Search out and destroy the status symbols, perks or privileges that separate management from the workers. Find other ways to compensate managers or let those who need these symbols take their elitist insecurities to some other organization. Flatten corporate hierarchy and promote informality.

Step Back to Step Ahead

The busier life gets, the harder it is to keep our effectiveness in perspective. One of the first things to go when we’re pressed for time, is personal development and renewal. But when we spend less time reflecting on what’s working and what’s not, we spend more time spinning our wheels. The faster and crazier our day gets, the less we stop and check to see that we’re racing down the right road. That increases the chances that we need to spin our wheels even faster to keep up.
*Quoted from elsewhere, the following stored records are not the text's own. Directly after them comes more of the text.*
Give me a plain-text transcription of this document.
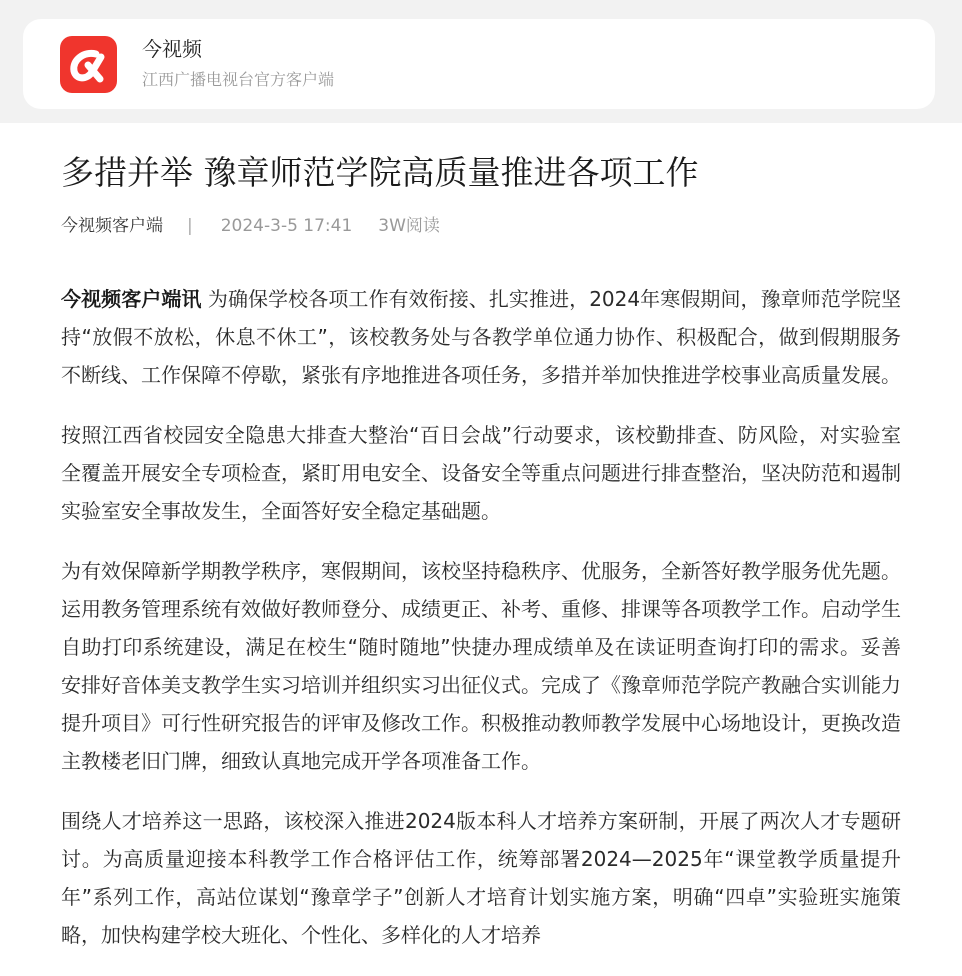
今视频
江西广播电视台官方客户端
多措并举 豫章师范学院高质量推进各项工作
今视频客户端 | 2024-3-5 17:41 3W阅读

今视频客户端讯 为确保学校各项工作有效衔接、扎实推进，2024年寒假期间，豫章师范学院坚持“放假不放松，休息不休工”，该校教务处与各教学单位通力协作、积极配合，做到假期服务不断线、工作保障不停歇，紧张有序地推进各项任务，多措并举加快推进学校事业高质量发展。

按照江西省校园安全隐患大排查大整治“百日会战”行动要求，该校勤排查、防风险，对实验室全覆盖开展安全专项检查，紧盯用电安全、设备安全等重点问题进行排查整治，坚决防范和遏制实验室安全事故发生，全面答好安全稳定基础题。

为有效保障新学期教学秩序，寒假期间，该校坚持稳秩序、优服务，全新答好教学服务优先题。运用教务管理系统有效做好教师登分、成绩更正、补考、重修、排课等各项教学工作。启动学生自助打印系统建设，满足在校生“随时随地”快捷办理成绩单及在读证明查询打印的需求。妥善安排好音体美支教学生实习培训并组织实习出征仪式。完成了《豫章师范学院产教融合实训能力提升项目》可行性研究报告的评审及修改工作。积极推动教师教学发展中心场地设计，更换改造主教楼老旧门牌，细致认真地完成开学各项准备工作。

围绕人才培养这一思路，该校深入推进2024版本科人才培养方案研制，开展了两次人才专题研讨。为高质量迎接本科教学工作合格评估工作，统筹部署2024—2025年“课堂教学质量提升年”系列工作，高站位谋划“豫章学子”创新人才培育计划实施方案，明确“四卓”实验班实施策略，加快构建学校大班化、个性化、多样化的人才培养
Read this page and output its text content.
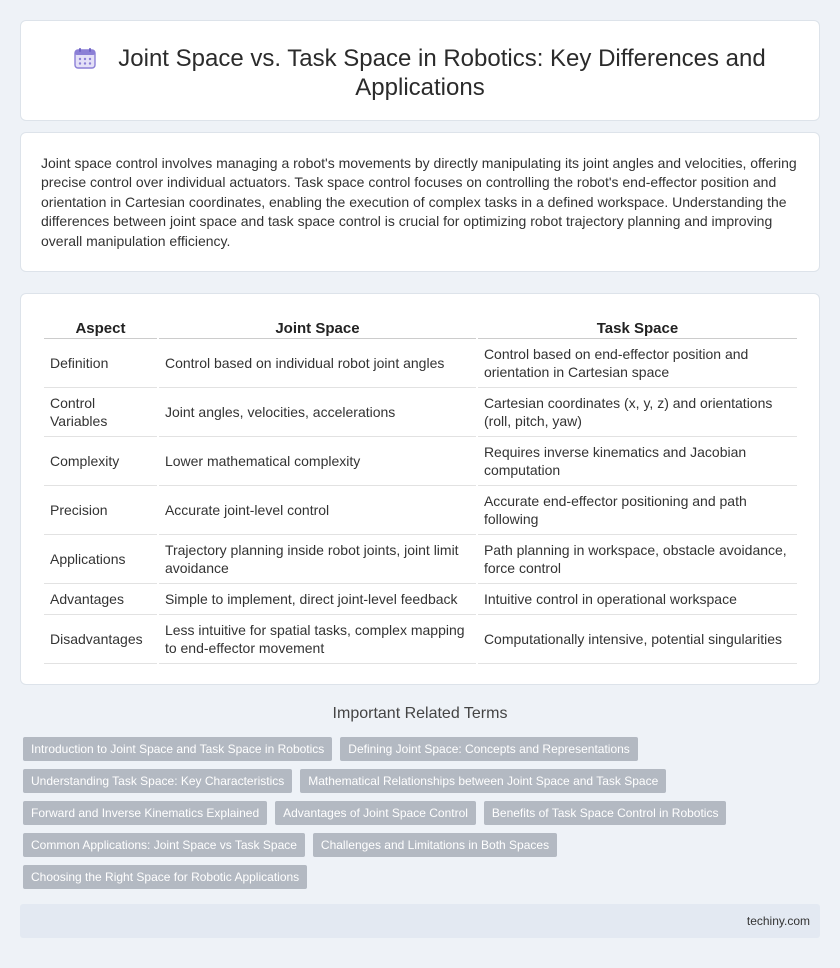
Joint Space vs. Task Space in Robotics: Key Differences and Applications

Joint space control involves managing a robot's movements by directly manipulating its joint angles and velocities, offering precise control over individual actuators. Task space control focuses on controlling the robot's end-effector position and orientation in Cartesian coordinates, enabling the execution of complex tasks in a defined workspace. Understanding the differences between joint space and task space control is crucial for optimizing robot trajectory planning and improving overall manipulation efficiency.

Aspect	Joint Space	Task Space
Definition	Control based on individual robot joint angles	Control based on end-effector position and orientation in Cartesian space
Control Variables	Joint angles, velocities, accelerations	Cartesian coordinates (x, y, z) and orientations (roll, pitch, yaw)
Complexity	Lower mathematical complexity	Requires inverse kinematics and Jacobian computation
Precision	Accurate joint-level control	Accurate end-effector positioning and path following
Applications	Trajectory planning inside robot joints, joint limit avoidance	Path planning in workspace, obstacle avoidance, force control
Advantages	Simple to implement, direct joint-level feedback	Intuitive control in operational workspace
Disadvantages	Less intuitive for spatial tasks, complex mapping to end-effector movement	Computationally intensive, potential singularities
Important Related Terms
Introduction to Joint Space and Task Space in Robotics	Defining Joint Space: Concepts and Representations
Understanding Task Space: Key Characteristics	Mathematical Relationships between Joint Space and Task Space
Forward and Inverse Kinematics Explained	Advantages of Joint Space Control	Benefits of Task Space Control in Robotics
Common Applications: Joint Space vs Task Space	Challenges and Limitations in Both Spaces
Choosing the Right Space for Robotic Applications
techiny.com
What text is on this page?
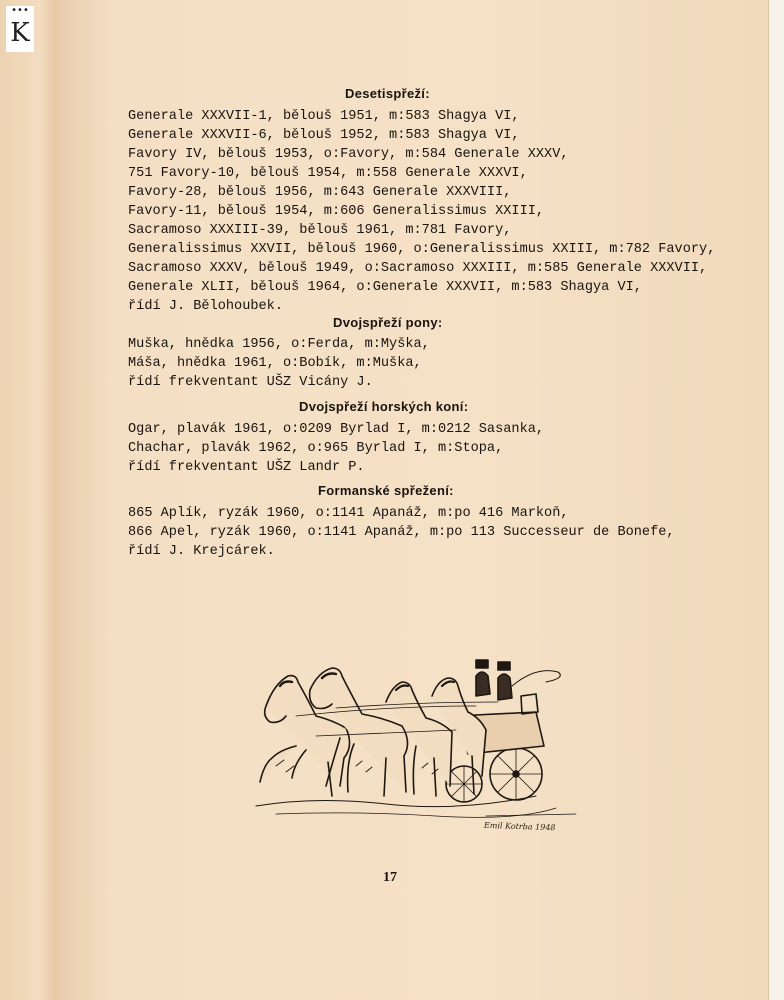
•••
K
Desetispřeží:
Generale XXXVII-1, bělouš 1951, m:583 Shagya VI,
Generale XXXVII-6, bělouš 1952, m:583 Shagya VI,
Favory IV, bělouš 1953, o:Favory, m:584 Generale XXXV,
751 Favory-10, bělouš 1954, m:558 Generale XXXVI,
Favory-28, bělouš 1956, m:643 Generale XXXVIII,
Favory-11, bělouš 1954, m:606 Generalissimus XXIII,
Sacramoso XXXIII-39, bělouš 1961, m:781 Favory,
Generalissimus XXVII, bělouš 1960, o:Generalissimus XXIII, m:782 Favory,
Sacramoso XXXV, bělouš 1949, o:Sacramoso XXXIII, m:585 Generale XXXVII,
Generale XLII, bělouš 1964, o:Generale XXXVII, m:583 Shagya VI,
řídí J. Bělohoubek.
Dvojspřeží pony:
Muška, hnědka 1956, o:Ferda, m:Myška,
Máša, hnědka 1961, o:Bobík, m:Muška,
řídí frekventant UŠZ Vicány J.
Dvojspřeží horských koní:
Ogar, plavák 1961, o:0209 Byrlad I, m:0212 Sasanka,
Chachar, plavák 1962, o:965 Byrlad I, m:Stopa,
řídí frekventant UŠZ Landr P.
Formanské spřežení:
865 Aplík, ryzák 1960, o:1141 Apanáž, m:po 416 Markoň,
866 Apel, ryzák 1960, o:1141 Apanáž, m:po 113 Successeur de Bonefe,
řídí J. Krejcárek.
Emil Kotrba 1948
17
Break the cycle. Pause periodically on your own and with your team to check progress. Decide what you should keep, stop, and start doing, and refocus your efforts.

Check your own behavior

How to walk what you talk? Here are ways to check up on your own modelling behavior:

  • When completing a direct report’s performance appraisal, ask for input on your own behavior.
  • Run focus groups using a cross-section of people in your organization. Include a neutral facilitator who prepares a report summarizing the feedback.
  • Periodically do group assessments of your meeting effectiveness. Ask what you should keep, stop or start doing to make your work together more effective.
  • Get an assessment from external consultants based on some combination of surveys, reviews, focus groups and customer feedback.
  • Gather anonymous feedback on your behavior from direct reports, peers, bosses and people served by your organization.
  • Network informally among peers in and out of your organization. Seek input on everything from personal observations to rumors they’ve heard about you.